Vários dos nossos mais importantes intelectuais apontam que ocorreu, ao longa dessa infeliz história manchada de sangue, uma simbiose entre violência e personalismo que nos ajuda a entender o presente de um Brasil tão carregado de passado. Sérgio Buarque de Holanda, por exemplo, no livro Raízes do Brasil, de 1936, discute a chamada cultura da personalidade dos ibéricos, que implica uma visão muito particular do indivíduo, oposta à noção de individualidade burguesa segundo a qual somos todos iguais perante a lei impessoal e detentores legítimos de direitos e deveres universais. Como cidadãos, estamos todos e todas incluídas e pertencemos a uma unidade comum. Já a versão personalista da individualidade afirma o eu contra aquilo que nos unifica. Sua ênfase está na desigualdade e na exclusão. Nos tornamos indivíduos na medida em que nos distinguimos uns dos outros e nos destacamos do grupo. A ênfase aí incide, portanto, não no que nos torna iguais, mas no que nos diferencia e separa. O sucesso e o fracasso são sempre vistos assim como sendo de total e exclusiva responsabilidade pessoal, e não como construídos ou limitados coletivamente; bem como as chances de mobilidade social são realizações únicas, quase patenteadas e não generalizáveis, que não dependem de regras compartilhadas e canais institucionais. O próprio ideal de liberdade é também alterado nessa lógica personalista e deixa de se referir à liberação do indivíduo das instituições e desigualdades que a sociedade produz e reproduz e que constrangem os potenciais de sua personalidade. Ao contrário, considera-se, nessa concepção que pressupõe a desigualdade, que a liberdade é impedida, e não garantida, pelo bem comum.
Por isso mesmo, como mostram autores como Oliveira Vianna (1883-1951), Victor Nunes Leal (1914-1985), Maria Isaura Pereira de Queiroz (1918-2018), entre tantos outros, nessa sociedade tão pessoalizada o mandonismo fora da lei harmoniza bem com a legalidade de fachada, já que a justiça pode ser feita aplicando-se de maneira particular a lei geral – desigualmente aos desiguais. E, quando a justiça pela lei falhar ou faltar, qualquer indivíduo, independente de sua condição social e econômica, entenderia ter sempre direito a uma reparação moral como pessoa.
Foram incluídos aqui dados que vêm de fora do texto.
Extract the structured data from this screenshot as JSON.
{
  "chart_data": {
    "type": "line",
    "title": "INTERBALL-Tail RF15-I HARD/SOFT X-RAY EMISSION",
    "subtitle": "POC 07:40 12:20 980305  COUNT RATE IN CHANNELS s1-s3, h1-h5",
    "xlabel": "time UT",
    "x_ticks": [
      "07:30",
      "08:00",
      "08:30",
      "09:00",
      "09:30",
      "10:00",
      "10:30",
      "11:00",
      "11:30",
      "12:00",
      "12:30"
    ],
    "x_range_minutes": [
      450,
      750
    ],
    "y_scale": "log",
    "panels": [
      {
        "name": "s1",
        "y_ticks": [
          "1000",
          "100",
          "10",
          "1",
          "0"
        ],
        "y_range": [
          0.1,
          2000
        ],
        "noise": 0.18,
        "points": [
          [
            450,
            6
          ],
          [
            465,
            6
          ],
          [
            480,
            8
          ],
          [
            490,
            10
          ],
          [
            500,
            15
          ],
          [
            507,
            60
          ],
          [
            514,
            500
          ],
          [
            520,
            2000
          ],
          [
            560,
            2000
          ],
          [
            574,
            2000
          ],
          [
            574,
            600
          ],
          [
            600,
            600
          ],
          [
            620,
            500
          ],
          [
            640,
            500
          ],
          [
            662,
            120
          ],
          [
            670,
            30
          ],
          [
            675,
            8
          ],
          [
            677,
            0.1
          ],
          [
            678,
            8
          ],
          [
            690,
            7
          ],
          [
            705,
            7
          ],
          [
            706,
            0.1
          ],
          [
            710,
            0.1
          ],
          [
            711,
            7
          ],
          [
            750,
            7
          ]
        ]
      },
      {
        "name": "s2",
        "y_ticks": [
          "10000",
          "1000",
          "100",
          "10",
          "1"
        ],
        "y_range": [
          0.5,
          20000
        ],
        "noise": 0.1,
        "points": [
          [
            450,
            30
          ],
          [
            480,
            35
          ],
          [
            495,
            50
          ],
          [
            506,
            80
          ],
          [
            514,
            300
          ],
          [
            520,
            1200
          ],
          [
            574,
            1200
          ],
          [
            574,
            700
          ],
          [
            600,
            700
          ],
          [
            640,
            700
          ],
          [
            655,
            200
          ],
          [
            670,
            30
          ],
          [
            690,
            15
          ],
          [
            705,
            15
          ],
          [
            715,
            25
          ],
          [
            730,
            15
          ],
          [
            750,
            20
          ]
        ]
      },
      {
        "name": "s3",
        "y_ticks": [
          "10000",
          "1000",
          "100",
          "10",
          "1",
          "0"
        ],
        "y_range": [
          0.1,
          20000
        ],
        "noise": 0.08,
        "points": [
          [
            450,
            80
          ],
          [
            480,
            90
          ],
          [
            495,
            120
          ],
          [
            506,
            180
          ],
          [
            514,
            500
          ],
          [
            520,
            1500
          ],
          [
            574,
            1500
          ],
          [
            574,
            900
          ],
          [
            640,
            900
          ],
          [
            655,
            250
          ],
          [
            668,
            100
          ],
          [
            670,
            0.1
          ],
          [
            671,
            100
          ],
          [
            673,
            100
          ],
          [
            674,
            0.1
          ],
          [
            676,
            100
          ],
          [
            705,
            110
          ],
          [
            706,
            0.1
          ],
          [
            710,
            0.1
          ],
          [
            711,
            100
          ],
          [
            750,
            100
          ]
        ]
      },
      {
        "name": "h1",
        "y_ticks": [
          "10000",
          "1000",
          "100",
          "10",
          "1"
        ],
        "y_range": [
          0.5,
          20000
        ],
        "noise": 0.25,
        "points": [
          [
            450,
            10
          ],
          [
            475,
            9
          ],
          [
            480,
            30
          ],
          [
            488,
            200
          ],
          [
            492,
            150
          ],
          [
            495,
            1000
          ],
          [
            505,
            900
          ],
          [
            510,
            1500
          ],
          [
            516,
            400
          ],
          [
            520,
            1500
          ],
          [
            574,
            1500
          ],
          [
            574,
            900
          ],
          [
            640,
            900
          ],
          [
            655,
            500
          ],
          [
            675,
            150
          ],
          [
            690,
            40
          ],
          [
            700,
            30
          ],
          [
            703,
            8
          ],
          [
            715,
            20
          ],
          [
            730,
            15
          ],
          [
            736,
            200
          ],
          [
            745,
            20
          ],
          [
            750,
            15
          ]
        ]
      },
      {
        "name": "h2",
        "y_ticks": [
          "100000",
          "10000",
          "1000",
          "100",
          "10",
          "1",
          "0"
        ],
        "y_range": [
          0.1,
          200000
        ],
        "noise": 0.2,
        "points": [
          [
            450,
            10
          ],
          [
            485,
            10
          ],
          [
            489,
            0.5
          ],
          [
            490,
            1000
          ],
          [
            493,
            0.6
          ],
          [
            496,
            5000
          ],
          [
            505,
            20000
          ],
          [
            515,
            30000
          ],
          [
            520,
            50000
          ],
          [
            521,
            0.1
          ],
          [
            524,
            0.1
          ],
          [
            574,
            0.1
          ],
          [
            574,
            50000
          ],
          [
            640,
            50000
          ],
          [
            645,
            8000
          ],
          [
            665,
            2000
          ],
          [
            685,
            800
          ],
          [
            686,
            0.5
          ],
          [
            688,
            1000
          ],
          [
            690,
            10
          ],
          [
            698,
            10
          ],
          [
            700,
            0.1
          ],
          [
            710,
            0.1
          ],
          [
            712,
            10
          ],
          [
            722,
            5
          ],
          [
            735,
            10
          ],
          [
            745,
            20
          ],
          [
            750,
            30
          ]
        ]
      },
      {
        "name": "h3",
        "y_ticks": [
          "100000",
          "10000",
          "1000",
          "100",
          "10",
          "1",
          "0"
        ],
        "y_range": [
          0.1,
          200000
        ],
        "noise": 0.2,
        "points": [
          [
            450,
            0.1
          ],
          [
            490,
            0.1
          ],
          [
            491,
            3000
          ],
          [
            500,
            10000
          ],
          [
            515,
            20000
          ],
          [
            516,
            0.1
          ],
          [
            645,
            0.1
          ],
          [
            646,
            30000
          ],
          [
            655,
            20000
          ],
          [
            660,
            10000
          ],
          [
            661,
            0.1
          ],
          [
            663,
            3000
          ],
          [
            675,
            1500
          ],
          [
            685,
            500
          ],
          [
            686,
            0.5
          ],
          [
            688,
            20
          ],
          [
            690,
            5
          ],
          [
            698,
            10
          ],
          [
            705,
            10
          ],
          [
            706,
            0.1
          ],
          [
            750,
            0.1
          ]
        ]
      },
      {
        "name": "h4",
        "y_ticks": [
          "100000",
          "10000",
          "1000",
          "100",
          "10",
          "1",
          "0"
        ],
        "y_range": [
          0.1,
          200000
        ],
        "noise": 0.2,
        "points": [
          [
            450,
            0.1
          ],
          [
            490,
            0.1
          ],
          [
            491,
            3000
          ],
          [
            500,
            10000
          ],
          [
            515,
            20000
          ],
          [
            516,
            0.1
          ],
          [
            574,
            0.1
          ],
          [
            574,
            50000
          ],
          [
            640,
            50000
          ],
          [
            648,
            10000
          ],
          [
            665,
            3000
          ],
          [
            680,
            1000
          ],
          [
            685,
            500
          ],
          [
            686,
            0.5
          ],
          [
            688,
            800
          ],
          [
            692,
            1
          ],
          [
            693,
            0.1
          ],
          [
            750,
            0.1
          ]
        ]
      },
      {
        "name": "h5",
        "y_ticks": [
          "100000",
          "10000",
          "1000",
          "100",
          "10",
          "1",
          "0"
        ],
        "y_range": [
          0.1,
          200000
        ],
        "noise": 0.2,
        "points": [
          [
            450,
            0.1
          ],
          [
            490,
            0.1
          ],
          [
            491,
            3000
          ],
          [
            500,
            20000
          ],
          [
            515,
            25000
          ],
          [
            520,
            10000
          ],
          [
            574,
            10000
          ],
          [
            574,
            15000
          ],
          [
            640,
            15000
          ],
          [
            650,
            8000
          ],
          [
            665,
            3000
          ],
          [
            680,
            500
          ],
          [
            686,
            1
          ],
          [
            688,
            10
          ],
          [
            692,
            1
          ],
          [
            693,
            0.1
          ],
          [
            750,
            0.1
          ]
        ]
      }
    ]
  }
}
Nossa trajetória social particular nos levaria a exacerbar as relações e os atributos pessoais e arbitrários, dificultando a constituição de uma sociedade democrática, capaz de garantir efetivamente oportunidades iguais para todos e desenvolver formas de reconhecimento e pertencimento não restritas aos círculos privados. Do ponto de vista da hierarquia social e da dominação política, como aponta Maria Sylvia de Carvalho Franco, o personalismo tem um efeito sutil, mas poderoso. Pois o reconhecimento recíproco dos indivíduos como pessoas, e não como portadores de direitos sujeitos também a obrigações, implica um tipo de tratamento moral aparentemente “igualitário” entre membros de estratos sociais diferentes que acaba por disfarçar as profundas desigualdades que os separam, quando não os opõem, e a dependência das camadas subalternas em relação às minorias privilegiadas que concentram riqueza, poder e prestígio, esfriando a efervescência dos conflitos. É como se essa equivalência no plano moral enevoasse as demais marcas sociais de diferença.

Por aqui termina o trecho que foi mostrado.